I will try to help any way I can.

Chet Davis

To the Editor:

I want to express praise and gratitude to two people who expressed thoughts that ring true for me and that I hope more people will take to heart. In this week’s Nugget, May 27, T. Lee Brown, in her “In the Pines” column, shared some real insight in her response to the action of the construction worker who threw the long plank too close to her little child and her. Although I don’t always respond as she did — too often I react rather than respond, due to fear or anger — I truly hope that I would have the grace to carry in me those “Aggro Passes” she speaks of.

Also, I so appreciate Wendie Vermillion’s very thoughtful and well-said Letter to the Editor that expresses, among other things, concerns I, too, have about those times I need to shop for necessities and be among “the public.” I think we need to take this COVID-19 pandemic seriously and, much as it’s a bother and can feel like an infringement on our personal rights in this free country, adhere to the precautions and mandates we’ve been given.

I’m a senior and, so, am in the high-risk category and I greatly appreciate it when I see other people wearing masks. I don’t necessarily know where they have been and to which virus they might have recently been exposed that they could be exhaling, sneezing, or coughing onto me and others.

I was shocked to see how many people from distant locales drove into central Oregon for Memorial Day Weekend! What happened to “Stay Home-Stay Safe?” How many of those people shared their coronavirus germs with this region over that weekend? I guess we’ll see what happens to the tally of cases over the next week or two and get some indication that way.

People, please do wear a mask when you go into a public place!

Kathryn Johnson

To the Editor:

Governor Andrew Cuomo’s almost-daily admonition to his New York citizens is: “Wear a mask. It’s the smart and right thing to do.” With the tragic worldwide pandemic virus ever present among us, this admonition clearly applies to the citizens of the Sisters community.

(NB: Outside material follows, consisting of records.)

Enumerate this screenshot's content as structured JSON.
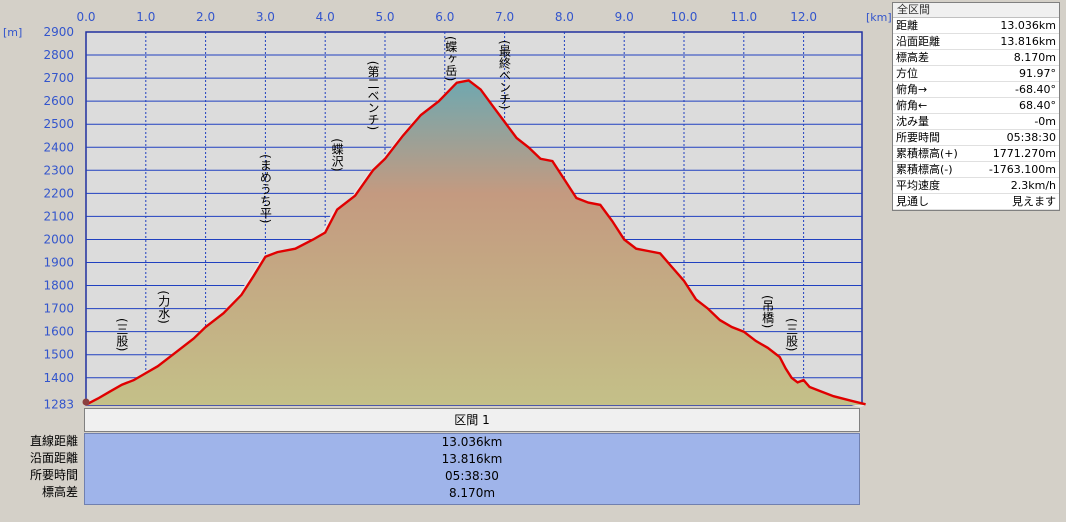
{
  "chart_data": {
    "type": "area",
    "x_unit": "[km]",
    "y_unit": "[m]",
    "xlim": [
      0,
      13.036
    ],
    "ylim": [
      1283,
      2900
    ],
    "x_ticks": [
      "0.0",
      "1.0",
      "2.0",
      "3.0",
      "4.0",
      "5.0",
      "6.0",
      "7.0",
      "8.0",
      "9.0",
      "10.0",
      "11.0",
      "12.0"
    ],
    "y_ticks": [
      "2900",
      "2800",
      "2700",
      "2600",
      "2500",
      "2400",
      "2300",
      "2200",
      "2100",
      "2000",
      "1900",
      "1800",
      "1700",
      "1600",
      "1500",
      "1400",
      "1283"
    ],
    "grid": true,
    "series": [
      {
        "color": "#e00000",
        "x": [
          0,
          0.2,
          0.4,
          0.6,
          0.8,
          1.0,
          1.2,
          1.5,
          1.8,
          2.0,
          2.3,
          2.6,
          2.8,
          3.0,
          3.2,
          3.5,
          3.8,
          4.0,
          4.2,
          4.5,
          4.8,
          5.0,
          5.3,
          5.6,
          5.9,
          6.2,
          6.4,
          6.6,
          6.8,
          7.0,
          7.2,
          7.4,
          7.6,
          7.8,
          8.0,
          8.2,
          8.4,
          8.6,
          8.8,
          9.0,
          9.2,
          9.4,
          9.6,
          9.8,
          10.0,
          10.2,
          10.4,
          10.6,
          10.8,
          11.0,
          11.2,
          11.4,
          11.6,
          11.7,
          11.8,
          11.9,
          12.0,
          12.1,
          12.3,
          12.5,
          12.8,
          13.036
        ],
        "y": [
          1283,
          1310,
          1340,
          1370,
          1390,
          1420,
          1450,
          1510,
          1570,
          1620,
          1680,
          1760,
          1840,
          1925,
          1945,
          1960,
          2000,
          2030,
          2130,
          2190,
          2300,
          2350,
          2450,
          2540,
          2600,
          2680,
          2690,
          2650,
          2580,
          2510,
          2440,
          2400,
          2350,
          2340,
          2260,
          2180,
          2160,
          2150,
          2080,
          2000,
          1960,
          1950,
          1940,
          1880,
          1820,
          1740,
          1700,
          1650,
          1620,
          1600,
          1560,
          1530,
          1490,
          1440,
          1400,
          1380,
          1390,
          1360,
          1340,
          1320,
          1300,
          1285
        ]
      }
    ],
    "annotations": [
      {
        "text": "(三股)",
        "x": 0.8
      },
      {
        "text": "(力水)",
        "x": 1.5
      },
      {
        "text": "(まめうち平)",
        "x": 3.2
      },
      {
        "text": "(蝶沢)",
        "x": 4.4
      },
      {
        "text": "(第二ベンチ)",
        "x": 5.0
      },
      {
        "text": "(蝶ヶ岳)",
        "x": 6.3
      },
      {
        "text": "(最終ベンチ)",
        "x": 7.2
      },
      {
        "text": "(吊橋)",
        "x": 11.6
      },
      {
        "text": "(三股)",
        "x": 12.0
      }
    ]
  },
  "info_panel": {
    "title": "全区間",
    "rows": [
      {
        "label": "距離",
        "value": "13.036km"
      },
      {
        "label": "沿面距離",
        "value": "13.816km"
      },
      {
        "label": "標高差",
        "value": "8.170m"
      },
      {
        "label": "方位",
        "value": "91.97°"
      },
      {
        "label": "俯角→",
        "value": "-68.40°"
      },
      {
        "label": "俯角←",
        "value": "68.40°"
      },
      {
        "label": "沈み量",
        "value": "-0m"
      },
      {
        "label": "所要時間",
        "value": "05:38:30"
      },
      {
        "label": "累積標高(+)",
        "value": "1771.270m"
      },
      {
        "label": "累積標高(-)",
        "value": "-1763.100m"
      },
      {
        "label": "平均速度",
        "value": "2.3km/h"
      },
      {
        "label": "見通し",
        "value": "見えます"
      }
    ]
  },
  "section": {
    "header": "区間 1",
    "labels": [
      "直線距離",
      "沿面距離",
      "所要時間",
      "標高差"
    ],
    "values": [
      "13.036km",
      "13.816km",
      "05:38:30",
      "8.170m"
    ]
  }
}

This responsibility is all the more needed while patronizing our local stores which have the good fortune of remaining open for business during this crisis. However, during numerous visits to some of our local merchants these past days, it has been distressful and agonizing to observe the cavalier attitude of some of these merchants and their helpers failing to wear any kind of face covering.

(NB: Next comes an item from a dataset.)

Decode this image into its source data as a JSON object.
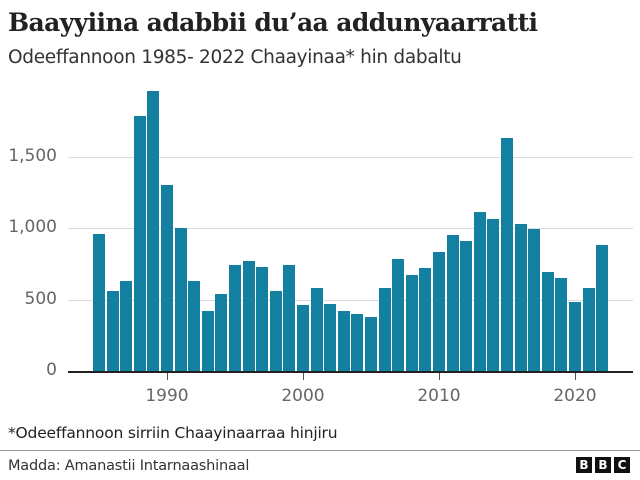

I am disdainful of confrontation and have restrained from a polite comment asking them to be responsible and wear a mask. These merchants should realize the mask is for their protection and for the protection their customers. Further, we have a sizable senior citizen population whose vulnerability is exacerbated by this thoughtless type of conduct. To our much needed and hard working merchants of Sisters: Don those masks!

Wayne Carter

To the Editor:

I am putting in a plea to the Chamber of Commerce to quickly organize some kind of July 4th parade through downtown Sisters with all the trappings of a Rodeo parade and more.

We need some kind of celebration during this period of time. Everything of any fun has been canceled.

Let’s not give up on fun for young and old alike. We need the stimulation and the merchants need business.

This will just be for us Sisters folks not for the tourists.